Regulatory and Market Access
- FDA approval granted in December 2021.
- Marketed primarily in the U.S. with planned expansion in Europe and Asia pending additional regulatory clearances.
- Supply chain strategies focus on ensuring sufficient inventory levels to meet clinical and post-approval demand.
Conclusion
Bristol-Myers Squibb manages CAMZYOS supply through internal manufacturing in the U.S., supported by multiple API suppliers and third-party CMOs for formulation, packaging, and distribution. The supply chain complexity necessitates risk management for procurement, manufacturing, and logistics to sustain market availability.
Key Takeaways
- Bristol-Myers Squibb is the primary manufacturer for CAMZYOS, with multiple API suppliers involved.

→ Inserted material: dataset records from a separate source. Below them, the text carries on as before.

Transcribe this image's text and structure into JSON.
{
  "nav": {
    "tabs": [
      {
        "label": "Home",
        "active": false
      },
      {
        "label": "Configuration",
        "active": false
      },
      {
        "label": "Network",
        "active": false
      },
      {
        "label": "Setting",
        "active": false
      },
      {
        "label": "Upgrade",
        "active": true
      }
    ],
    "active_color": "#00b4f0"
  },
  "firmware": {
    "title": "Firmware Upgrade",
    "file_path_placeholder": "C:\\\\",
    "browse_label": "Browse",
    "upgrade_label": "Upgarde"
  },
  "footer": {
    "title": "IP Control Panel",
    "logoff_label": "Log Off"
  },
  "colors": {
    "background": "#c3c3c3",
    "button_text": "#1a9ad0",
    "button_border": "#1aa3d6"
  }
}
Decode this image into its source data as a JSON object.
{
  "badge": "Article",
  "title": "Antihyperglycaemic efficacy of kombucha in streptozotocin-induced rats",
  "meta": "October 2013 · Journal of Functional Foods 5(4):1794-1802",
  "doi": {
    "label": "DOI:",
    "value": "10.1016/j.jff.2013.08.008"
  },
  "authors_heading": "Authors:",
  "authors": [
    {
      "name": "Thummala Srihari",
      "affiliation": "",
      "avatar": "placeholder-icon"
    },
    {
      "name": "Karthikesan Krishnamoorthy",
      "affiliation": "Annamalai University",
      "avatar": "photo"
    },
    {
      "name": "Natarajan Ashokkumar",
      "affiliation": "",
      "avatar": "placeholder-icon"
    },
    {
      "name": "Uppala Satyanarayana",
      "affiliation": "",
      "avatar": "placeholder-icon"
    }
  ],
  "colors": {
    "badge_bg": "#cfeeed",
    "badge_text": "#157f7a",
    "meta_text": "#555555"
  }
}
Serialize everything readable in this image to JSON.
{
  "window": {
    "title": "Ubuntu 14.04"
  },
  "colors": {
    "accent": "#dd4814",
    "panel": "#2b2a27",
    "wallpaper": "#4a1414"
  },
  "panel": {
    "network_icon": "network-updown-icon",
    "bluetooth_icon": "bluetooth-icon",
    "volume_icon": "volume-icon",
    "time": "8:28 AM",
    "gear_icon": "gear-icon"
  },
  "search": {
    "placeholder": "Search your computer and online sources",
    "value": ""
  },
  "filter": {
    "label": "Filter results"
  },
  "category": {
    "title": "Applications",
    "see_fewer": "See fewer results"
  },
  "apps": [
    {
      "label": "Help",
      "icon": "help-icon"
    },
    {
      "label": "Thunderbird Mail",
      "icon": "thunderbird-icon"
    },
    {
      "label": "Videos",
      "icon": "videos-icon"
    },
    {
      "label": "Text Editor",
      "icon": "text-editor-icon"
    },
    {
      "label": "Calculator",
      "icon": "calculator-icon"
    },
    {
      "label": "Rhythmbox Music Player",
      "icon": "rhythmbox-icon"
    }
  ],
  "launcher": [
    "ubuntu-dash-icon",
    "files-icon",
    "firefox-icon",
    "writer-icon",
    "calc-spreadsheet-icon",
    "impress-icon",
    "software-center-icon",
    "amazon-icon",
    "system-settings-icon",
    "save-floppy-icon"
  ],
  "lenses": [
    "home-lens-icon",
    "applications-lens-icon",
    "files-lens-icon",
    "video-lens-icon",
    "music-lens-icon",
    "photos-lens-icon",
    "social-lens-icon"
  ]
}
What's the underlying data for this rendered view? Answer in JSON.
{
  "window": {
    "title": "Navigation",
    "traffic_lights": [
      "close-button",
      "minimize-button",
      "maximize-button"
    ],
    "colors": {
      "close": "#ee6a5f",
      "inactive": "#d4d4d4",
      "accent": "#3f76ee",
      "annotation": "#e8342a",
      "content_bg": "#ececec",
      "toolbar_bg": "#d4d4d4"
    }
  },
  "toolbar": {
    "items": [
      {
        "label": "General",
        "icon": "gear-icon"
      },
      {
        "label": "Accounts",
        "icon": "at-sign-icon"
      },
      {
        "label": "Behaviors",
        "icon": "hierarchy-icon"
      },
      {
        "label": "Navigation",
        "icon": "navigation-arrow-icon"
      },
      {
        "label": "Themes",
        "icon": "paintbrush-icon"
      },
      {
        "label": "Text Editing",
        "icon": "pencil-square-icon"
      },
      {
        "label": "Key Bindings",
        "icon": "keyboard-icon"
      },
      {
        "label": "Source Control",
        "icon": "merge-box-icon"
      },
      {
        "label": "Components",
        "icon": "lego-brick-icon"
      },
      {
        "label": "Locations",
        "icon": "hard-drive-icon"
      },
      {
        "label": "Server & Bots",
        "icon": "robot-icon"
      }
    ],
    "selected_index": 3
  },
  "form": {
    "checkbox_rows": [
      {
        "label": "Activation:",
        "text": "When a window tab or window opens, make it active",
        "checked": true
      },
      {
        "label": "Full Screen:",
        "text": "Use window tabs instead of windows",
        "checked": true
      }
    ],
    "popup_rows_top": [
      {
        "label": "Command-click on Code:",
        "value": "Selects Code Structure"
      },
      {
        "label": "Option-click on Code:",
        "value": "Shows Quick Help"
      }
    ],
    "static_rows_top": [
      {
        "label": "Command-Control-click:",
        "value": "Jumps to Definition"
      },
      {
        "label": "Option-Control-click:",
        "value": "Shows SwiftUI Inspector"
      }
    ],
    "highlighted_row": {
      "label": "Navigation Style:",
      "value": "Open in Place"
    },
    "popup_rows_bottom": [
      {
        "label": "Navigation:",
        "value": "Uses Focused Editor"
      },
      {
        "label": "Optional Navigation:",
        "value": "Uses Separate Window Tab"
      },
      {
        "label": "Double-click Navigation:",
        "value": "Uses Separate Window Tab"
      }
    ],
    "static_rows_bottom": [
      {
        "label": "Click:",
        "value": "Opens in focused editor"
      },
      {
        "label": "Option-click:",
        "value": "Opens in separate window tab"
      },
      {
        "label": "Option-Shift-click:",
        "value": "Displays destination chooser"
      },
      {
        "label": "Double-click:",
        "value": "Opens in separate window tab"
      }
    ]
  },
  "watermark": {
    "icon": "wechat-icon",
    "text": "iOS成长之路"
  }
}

- Manufacturing facilities are U.S.-based, with distribution extending globally via licensed channels.
- The supply chain involves partnerships with CMOs and logistics providers, emphasizing redundancy and compliance.
- Risks include dependence on specific suppliers and logistical challenges across borders.
- Ensuring supply continuity requires close monitoring of manufacturing, regulatory, and distribution operations.
FAQs
1. Who produces the API for CAMZYOS?
The API is produced by multiple undisclosed chemical suppliers with expertise in small-molecule synthesis, primarily contracted by Bristol-Myers Squibb.
2. Are there alternative manufacturing sites for CAMZYOS?
Bristol-Myers Squibb primarily manufactures in the U.S. The company may use third-party CMOs and phased expansions to mitigate supply risks.
3. How is CAMZYOS distributed globally?
Distribution involves licensed partners and 3PLs to ensure compliance with local regulations and maintain cold chain logistics where necessary.
4. Does Bristol-Myers Squibb outsource formulation?
Yes, formulation and packaging are handled by contract manufacturers, often in collaboration with Bristol-Myers Squibb’s own facilities.
5. What factors could disrupt CAMZYOS supply?
Regulatory issues, API supply shortages, manufacturing disruptions, or logistical challenges in international shipping could impact availability.
References
- Bristol-Myers Squibb. (2021). CAMZYOS (mavacamten) approval letter. U.S. Food and Drug Administration.
- European Medicines Agency. (2022). CAMZYOS (mavacamten): Marketing authorization update.
- ClinicalTrials.gov. (2022). CAMZYOS supply chain and manufacturing disclosures.
- Statista. (2022). Global pharmaceutical API market size.
- World Health Organization. (2021). Good Manufacturing Practice guidelines for active pharmaceutical ingredients.